Mais dans son nouveau double roman Les braises du souvenir, En Algérie (2019) et le grand départ (2020), notre prolifique auteur nous entraîne dans les années poignantes de la guerre d'Algérie, puis de son abandon par la France à partir de 1962. L'Histoire de la douloureuse décolonisation des départements français d'Algérie et du Sahara, les 1,4 millions de militaires français engagés, dont plus de 23 000 morts, les attentats meurtriers, le FLN, l'OAS, le drame des pieds-noirs et des harkis, tout ce tableau historique prend singulièrement vie au travers des personnages du récit : le jeune appelé du contingent, étudiant vite nommé sous-lieutenant à 25 ans, nous entraîne au jour le jour dans le camp militaire d'un douar près des montagnes de l'Ouarsenis, où il doit, avec son commando de « dragons », pacifier la zone. Comme l'a écrit le grand romancier algérien Yasmina Khadra, en évoquant cette guerre d'Indépendance, « L'hiver 1960 fut si rude que nos prières se gelaient ; on les aurait entendues tomber du ciel et se fracasser au sol tel des glaçons. » (2)

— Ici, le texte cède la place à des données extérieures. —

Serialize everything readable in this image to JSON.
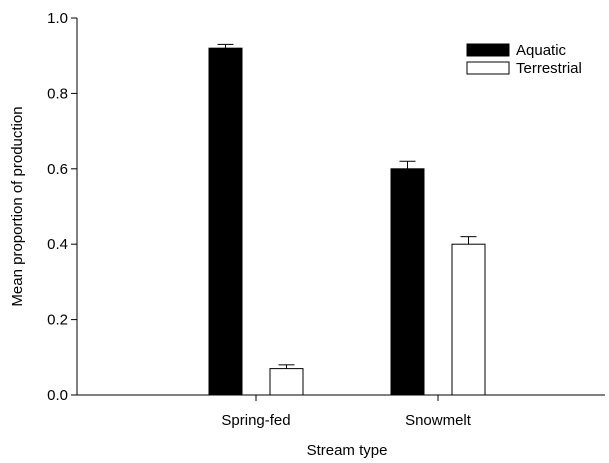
{
  "chart_data": {
    "type": "bar",
    "categories": [
      "Spring-fed",
      "Snowmelt"
    ],
    "series": [
      {
        "name": "Aquatic",
        "values": [
          0.92,
          0.6
        ],
        "errors": [
          0.01,
          0.02
        ],
        "color": "#000000"
      },
      {
        "name": "Terrestrial",
        "values": [
          0.07,
          0.4
        ],
        "errors": [
          0.01,
          0.02
        ],
        "color": "#ffffff"
      }
    ],
    "xlabel": "Stream type",
    "ylabel": "Mean proportion of production",
    "ylim": [
      0.0,
      1.0
    ],
    "yticks": [
      "0.0",
      "0.2",
      "0.4",
      "0.6",
      "0.8",
      "1.0"
    ],
    "legend_position": "top-right",
    "grid": false
  }
}
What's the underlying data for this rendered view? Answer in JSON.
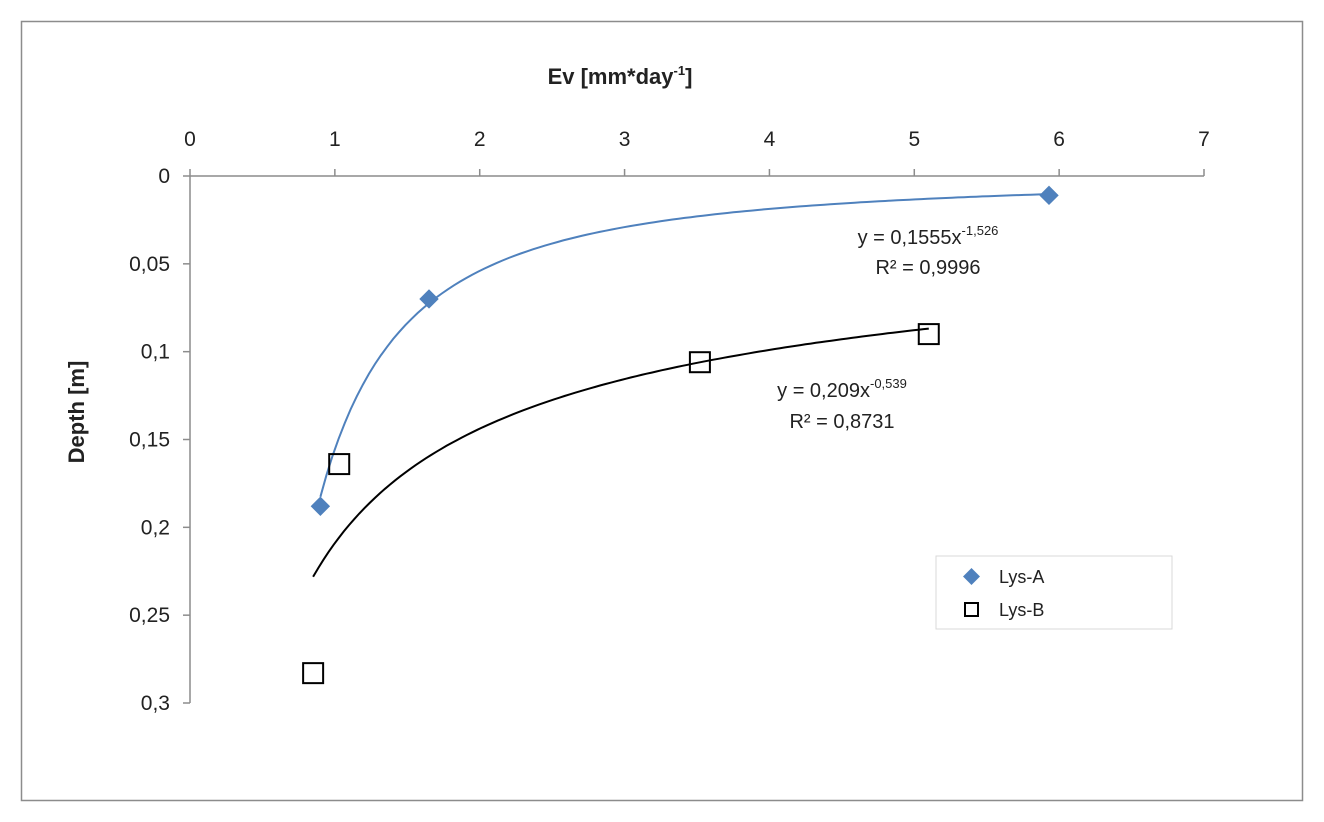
{
  "chart_data": {
    "type": "scatter",
    "xlabel": "Ev [mm*day",
    "xlabel_sup": "-1",
    "xlabel_end": "]",
    "ylabel": "Depth [m]",
    "xlim": [
      0,
      7
    ],
    "ylim": [
      0,
      0.3
    ],
    "y_axis_reversed": true,
    "x_axis_position": "top",
    "x_ticks": [
      0,
      1,
      2,
      3,
      4,
      5,
      6,
      7
    ],
    "x_tick_labels": [
      "0",
      "1",
      "2",
      "3",
      "4",
      "5",
      "6",
      "7"
    ],
    "y_ticks": [
      0,
      0.05,
      0.1,
      0.15,
      0.2,
      0.25,
      0.3
    ],
    "y_tick_labels": [
      "0",
      "0,05",
      "0,1",
      "0,15",
      "0,2",
      "0,25",
      "0,3"
    ],
    "grid": false,
    "legend_position": "bottom-right",
    "series": [
      {
        "name": "Lys-A",
        "marker": "diamond",
        "color": "#4F81BD",
        "points": [
          [
            0.9,
            0.188
          ],
          [
            1.65,
            0.07
          ],
          [
            5.93,
            0.011
          ]
        ],
        "trendline": {
          "type": "power",
          "a": 0.1555,
          "b": -1.526,
          "x_range": [
            0.9,
            5.93
          ],
          "color": "#4F81BD",
          "equation_base": "y = 0,1555x",
          "equation_exp": "-1,526",
          "r2": "R² = 0,9996"
        }
      },
      {
        "name": "Lys-B",
        "marker": "open-square",
        "color": "#000000",
        "points": [
          [
            0.85,
            0.283
          ],
          [
            1.03,
            0.164
          ],
          [
            3.52,
            0.106
          ],
          [
            5.1,
            0.09
          ]
        ],
        "trendline": {
          "type": "power",
          "a": 0.209,
          "b": -0.539,
          "x_range": [
            0.85,
            5.1
          ],
          "color": "#000000",
          "equation_base": "y = 0,209x",
          "equation_exp": "-0,539",
          "r2": "R² = 0,8731"
        }
      }
    ]
  }
}
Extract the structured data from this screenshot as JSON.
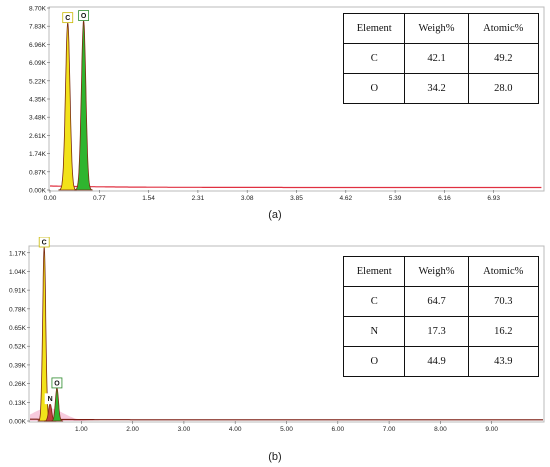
{
  "chart_data": [
    {
      "type": "line",
      "panel_caption": "(a)",
      "xlim": [
        0,
        7.7
      ],
      "ylim": [
        0,
        8700
      ],
      "y_ticks": [
        "0.00K",
        "0.87K",
        "1.74K",
        "2.61K",
        "3.48K",
        "4.35K",
        "5.22K",
        "6.09K",
        "6.96K",
        "7.83K",
        "8.70K"
      ],
      "x_ticks": [
        "0.00",
        "0.77",
        "1.54",
        "2.31",
        "3.08",
        "3.85",
        "4.62",
        "5.39",
        "6.16",
        "6.93"
      ],
      "peaks": [
        {
          "label": "C",
          "x": 0.277,
          "y": 8000,
          "color": "#f2e21a"
        },
        {
          "label": "O",
          "x": 0.525,
          "y": 8100,
          "color": "#2fb52f"
        }
      ],
      "background_color": "#e03040",
      "table": {
        "headers": [
          "Element",
          "Weigh%",
          "Atomic%"
        ],
        "rows": [
          [
            "C",
            "42.1",
            "49.2"
          ],
          [
            "O",
            "34.2",
            "28.0"
          ]
        ]
      }
    },
    {
      "type": "line",
      "panel_caption": "(b)",
      "xlim": [
        0,
        10
      ],
      "ylim": [
        0,
        1210
      ],
      "y_ticks": [
        "0.00K",
        "0.13K",
        "0.26K",
        "0.39K",
        "0.52K",
        "0.65K",
        "0.78K",
        "0.91K",
        "1.04K",
        "1.17K"
      ],
      "x_ticks": [
        "1.00",
        "2.00",
        "3.00",
        "4.00",
        "5.00",
        "6.00",
        "7.00",
        "8.00",
        "9.00"
      ],
      "peaks": [
        {
          "label": "C",
          "x": 0.277,
          "y": 1210,
          "color": "#f2e21a"
        },
        {
          "label": "N",
          "x": 0.392,
          "y": 120,
          "color": "#c04040"
        },
        {
          "label": "O",
          "x": 0.525,
          "y": 230,
          "color": "#2fb52f"
        }
      ],
      "background_color": "#f3b3cf",
      "table": {
        "headers": [
          "Element",
          "Weigh%",
          "Atomic%"
        ],
        "rows": [
          [
            "C",
            "64.7",
            "70.3"
          ],
          [
            "N",
            "17.3",
            "16.2"
          ],
          [
            "O",
            "44.9",
            "43.9"
          ]
        ]
      }
    }
  ]
}
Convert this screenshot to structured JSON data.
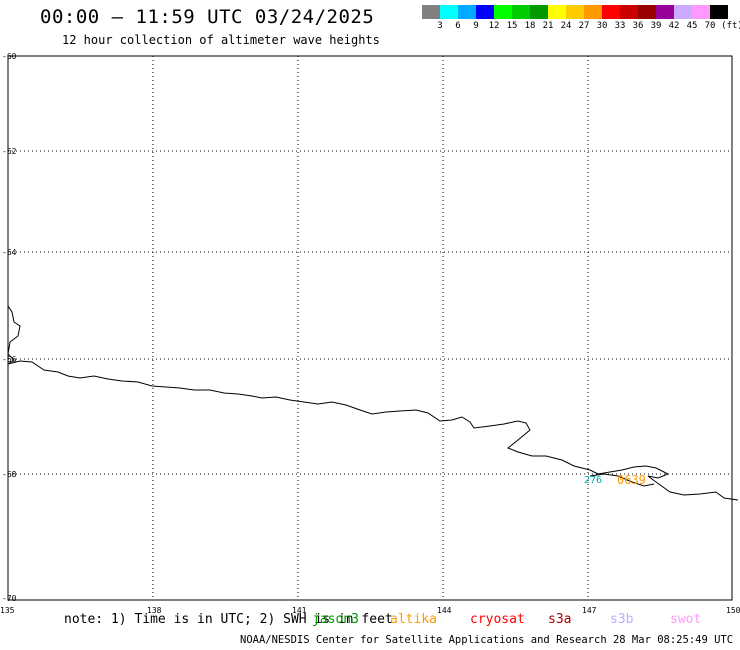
{
  "header": {
    "title": "00:00 – 11:59 UTC 03/24/2025",
    "subtitle": "12 hour collection of altimeter wave heights"
  },
  "color_scale": {
    "colors": [
      "#808080",
      "#00ffff",
      "#00aaff",
      "#0000ff",
      "#00ff00",
      "#00cc00",
      "#009900",
      "#ffff00",
      "#ffcc00",
      "#ff9900",
      "#ff0000",
      "#cc0000",
      "#990000",
      "#990099",
      "#ccaaff",
      "#ff99ff",
      "#000000"
    ],
    "labels": [
      "3",
      "6",
      "9",
      "12",
      "15",
      "18",
      "21",
      "24",
      "27",
      "30",
      "33",
      "36",
      "39",
      "42",
      "45",
      "70",
      "(ft)"
    ]
  },
  "map": {
    "lat_labels": [
      "-60",
      "-62",
      "-64",
      "-66",
      "-68",
      "-70"
    ],
    "lon_labels": [
      "135",
      "138",
      "141",
      "144",
      "147",
      "150"
    ]
  },
  "markers": [
    {
      "text": "276",
      "color": "#00aaaa"
    },
    {
      "text": "0639",
      "color": "#ff9900"
    }
  ],
  "footer": {
    "note": "note: 1) Time is in UTC; 2) SWH is in feet",
    "satellites": [
      {
        "name": "jason3",
        "color": "#009900"
      },
      {
        "name": "altika",
        "color": "#ff9900"
      },
      {
        "name": "cryosat",
        "color": "#ff0000"
      },
      {
        "name": "s3a",
        "color": "#aa0000"
      },
      {
        "name": "s3b",
        "color": "#bbaaff"
      },
      {
        "name": "swot",
        "color": "#ff99ff"
      }
    ],
    "credit": "NOAA/NESDIS Center for Satellite Applications and Research    28 Mar 08:25:49 UTC 2025"
  }
}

On y ressent au quotidien la haine entre les deux camps, la haine attisée par les crimes sordides commis… d'un côté les fellaghas, quasi invisibles, noyés dans les villages ou terrés dans les djebels, et dont on devine les accointances avec certains paysans, ou même avec certains notables, de l'autre les pieds-noirs et les harkis, plus ou moins sécurisés par la présence de l'armée. Et le lecteur participe aux « ratissages » des zones rebelles, comprenant vite que « la guerre, cette mangeuse d'hommes, avait besoin de chair fraîche » (3)… Comme le dit un parachutiste aguerri qui y participe, « tu vas découvrir ce que tout homme en peau de bique savait dès la naissance » (4), vaincre ou mourir !
Les convocations du jeune officier au PC de son escadron, ses permissions à Alger, les rencontres avec des camarades ou des familles de pieds-noirs permettent d'élargir notre champ de vision à l'Algérie et à l'opinion publique en France. On sent émerger les tractations politiques qui aboutiront aux accords d'Evian, conclus en mars 62 entre De Gaulle et le FLN. Les chefs fellaghas prendront le pouvoir, profitant sans vergogne de la manne générée par l'abondance des hydrocarbures, et par les richesses minières du sous-sol algérien. Et en dépit des mouvements populaires que l'on sait, ils dirigent encore aujourd'hui, 60 ans après, le pays. Les autres seront tous perdants, les pieds-noirs, rapatriés en métropole en abandonnant leurs ateliers, leurs exploitations agricoles, leurs habitations… Les harkis, tragiquement abandonnés, et livrés pour beaucoup à la vengeance de leurs frères ennemis, ou débarqués à Marseille, bien souvent dans des conditions peu enviables. Nous suivons le parcours, plus heureux, de quelques familles, exfiltrées in extremis grâce à la ténacité de Philippe, qui s'installeront, comme les Zitouni, berbères de l'Ouarsenis, accueillis dans le sud de la France par des viticulteurs ou des entrepreneurs compréhensifs. Quant à l'armée française, déjà durement éprouvée sur le terrain, elle fut moralement blessée par l'épisode tragique de l'OAS, et le destin bouleversant de Roland, un copain de Philippe, entraîné dans la révolte comme le furent certains chefs chouans contre la République, nous aide à imaginer le drame.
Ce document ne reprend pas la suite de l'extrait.